Света высокомерно ухмыляется:
— Что я, пенсионерка, что ли, чокнутая? Или эта, мать-одиночка?
— Нет, Света, — говорю я, — ты процветающая молодая дама. Тебе самое место в Швейцарии. А на кого же я оставлю пенсионерок и матерей-одиночек?
Потом я рассчитываюсь с официанткой, совершенно хладнокровно соображая при этом, что ни Лозанны, ни Невшателя я, вероятно, не увижу никогда в жизни. Выходит, что это целиком Светина привилегия. В те годы, когда мы проводили в этом кафе почти каждый вечер, я думал иначе. Я был уверен без каких бы то ни было серьезных на то оснований, просто из самонадеянности юных лет, что увижу весь мир. Когда? Как скоро? Каким образом? Не имеет значения, во всяком случае, в том возрасте, когда жизнь ценна поступками и событиями, а не воспоминаниями о событиях. У меня сложился даже некий образ грядущей моей славы, юмористический, разумеется, и как бы нарочито низкопробный, отзывающий опереттой и бульварными романами, которых я почти не читал, — иногда я ловил себя на грешной мысли, что в глубине души отношусь к нему вполне серьезно, чуть ли не втайне благоговейно, как к символу высшего своего предназначения. Я говорил, сидя за столиком вот этого самого кафе, чаще всего в присутствии девушек, разумеется, чтобы произвести впечатление отчасти, а отчасти черпая вдохновение в их щебете и смехе, в блеске их глаз, я говорил, что войду однажды в парижский ресторан «Максим», медленно прошагаю по самой середине зала и все присутствующие на меня обернутся.

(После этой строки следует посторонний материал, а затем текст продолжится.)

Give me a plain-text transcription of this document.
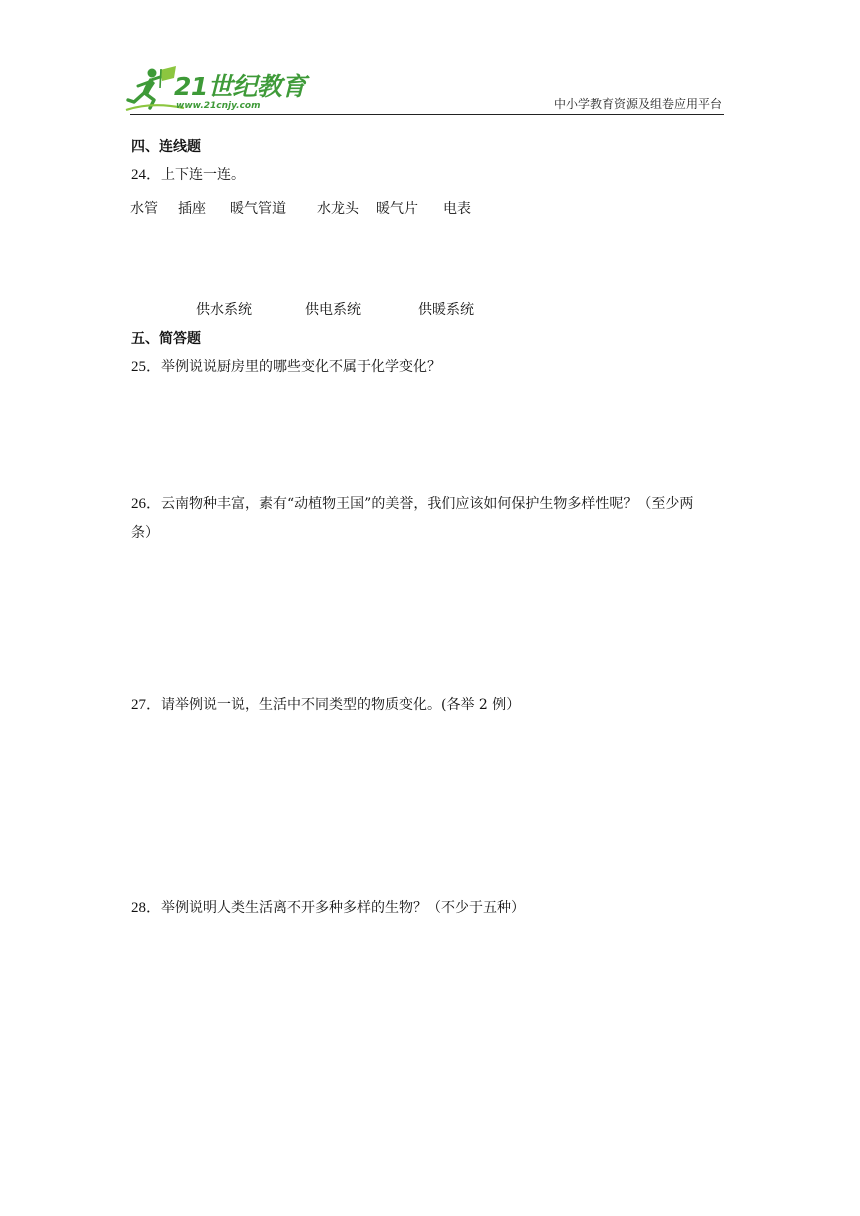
21世纪教育
www.21cnjy.com	中小学教育资源及组卷应用平台
四、连线题
24．上下连一连。
水管 插座 暖气管道 水龙头 暖气片 电表
供水系统	供电系统	供暖系统
五、简答题
25．举例说说厨房里的哪些变化不属于化学变化？
26．云南物种丰富，素有“动植物王国”的美誉，我们应该如何保护生物多样性呢？（至少两
条）
27．请举例说一说，生活中不同类型的物质变化。(各举 2 例）
28．举例说明人类生活离不开多种多样的生物？（不少于五种）
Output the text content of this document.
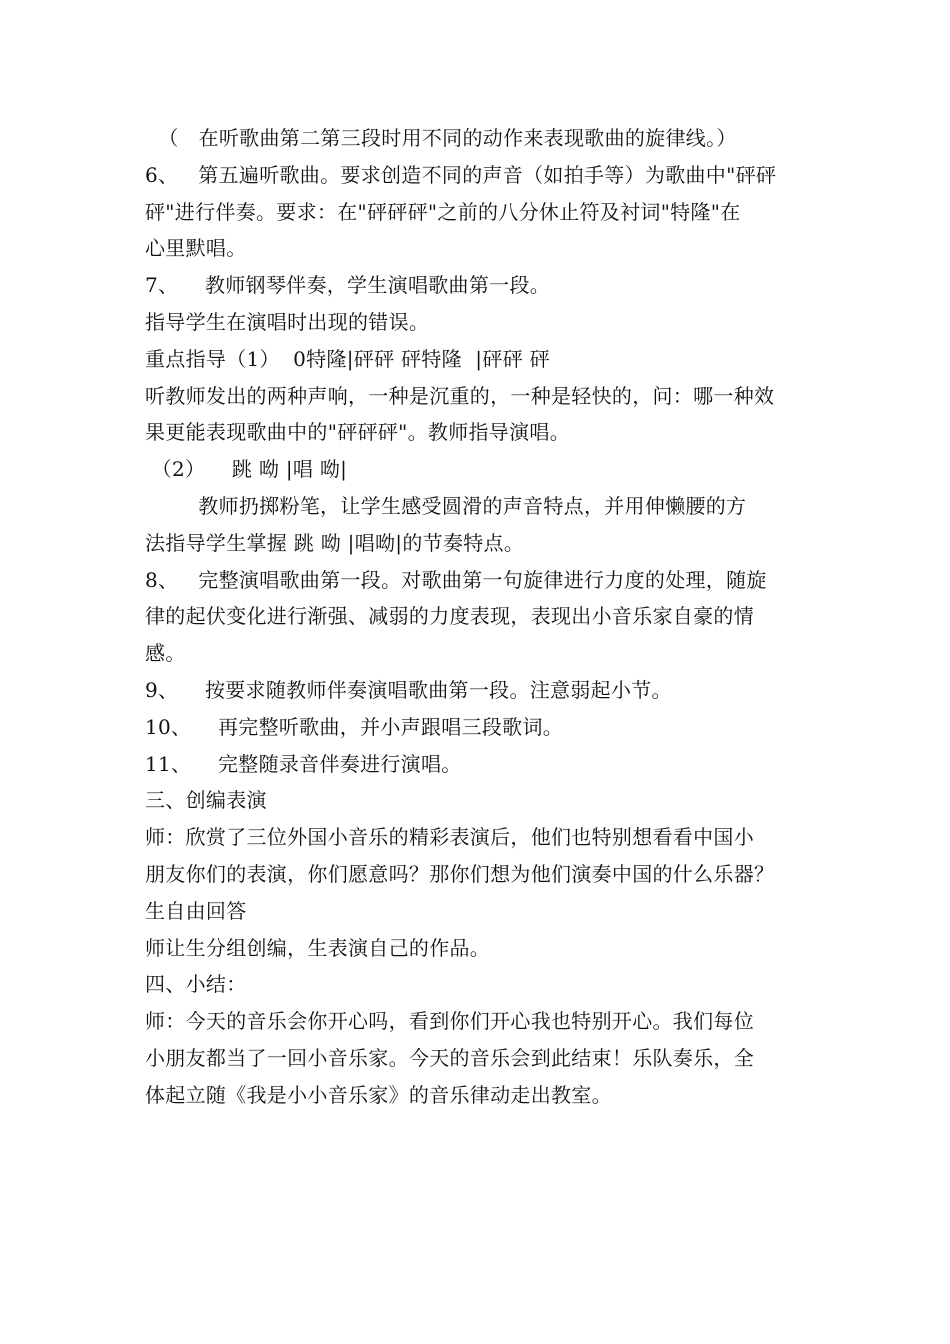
（   在听歌曲第二第三段时用不同的动作来表现歌曲的旋律线。）
6、   第五遍听歌曲。要求创造不同的声音（如拍手等）为歌曲中"砰砰
砰"进行伴奏。要求：在"砰砰砰"之前的八分休止符及衬词"特隆"在
心里默唱。
7、    教师钢琴伴奏，学生演唱歌曲第一段。
指导学生在演唱时出现的错误。
重点指导（1）  0特隆|砰砰 砰特隆  |砰砰 砰
听教师发出的两种声响，一种是沉重的，一种是轻快的，问：哪一种效
果更能表现歌曲中的"砰砰砰"。教师指导演唱。
（2）    跳 呦 |唱 呦|
教师扔掷粉笔，让学生感受圆滑的声音特点，并用伸懒腰的方
法指导学生掌握 跳 呦 |唱呦|的节奏特点。
8、   完整演唱歌曲第一段。对歌曲第一句旋律进行力度的处理，随旋
律的起伏变化进行渐强、减弱的力度表现，表现出小音乐家自豪的情
感。
9、    按要求随教师伴奏演唱歌曲第一段。注意弱起小节。
10、    再完整听歌曲，并小声跟唱三段歌词。
11、    完整随录音伴奏进行演唱。
三、创编表演
师：欣赏了三位外国小音乐的精彩表演后，他们也特别想看看中国小
朋友你们的表演，你们愿意吗？那你们想为他们演奏中国的什么乐器？
生自由回答
师让生分组创编，生表演自己的作品。
四、小结：
师：今天的音乐会你开心吗，看到你们开心我也特别开心。我们每位
小朋友都当了一回小音乐家。今天的音乐会到此结束！乐队奏乐，全
体起立随《我是小小音乐家》的音乐律动走出教室。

Не то чтобы смешны мне теперь все эти глупые надежды, а просто невнятны. Я пережил свой комплекс Европы. Я даже думаю теперь, что, в сущности, пресловутый «Максим» мало чем отличается не только что от этого кафе, но и от пивной возле моего дома. Если, конечно, не интерьеры иметь в виду и не выбор вин. А сюжеты, надо думать, везде одни и те же, наши, пожалуй, даже завлекательнее, поскольку определеннее, обнаженней, роднее. В том-то и суть, с ними я связан, они пронизали мою собственную судьбу, проросли сквозь нее, облома этих побегов я просто-напросто не переживу. Вот только Свете никак этого не объяснишь.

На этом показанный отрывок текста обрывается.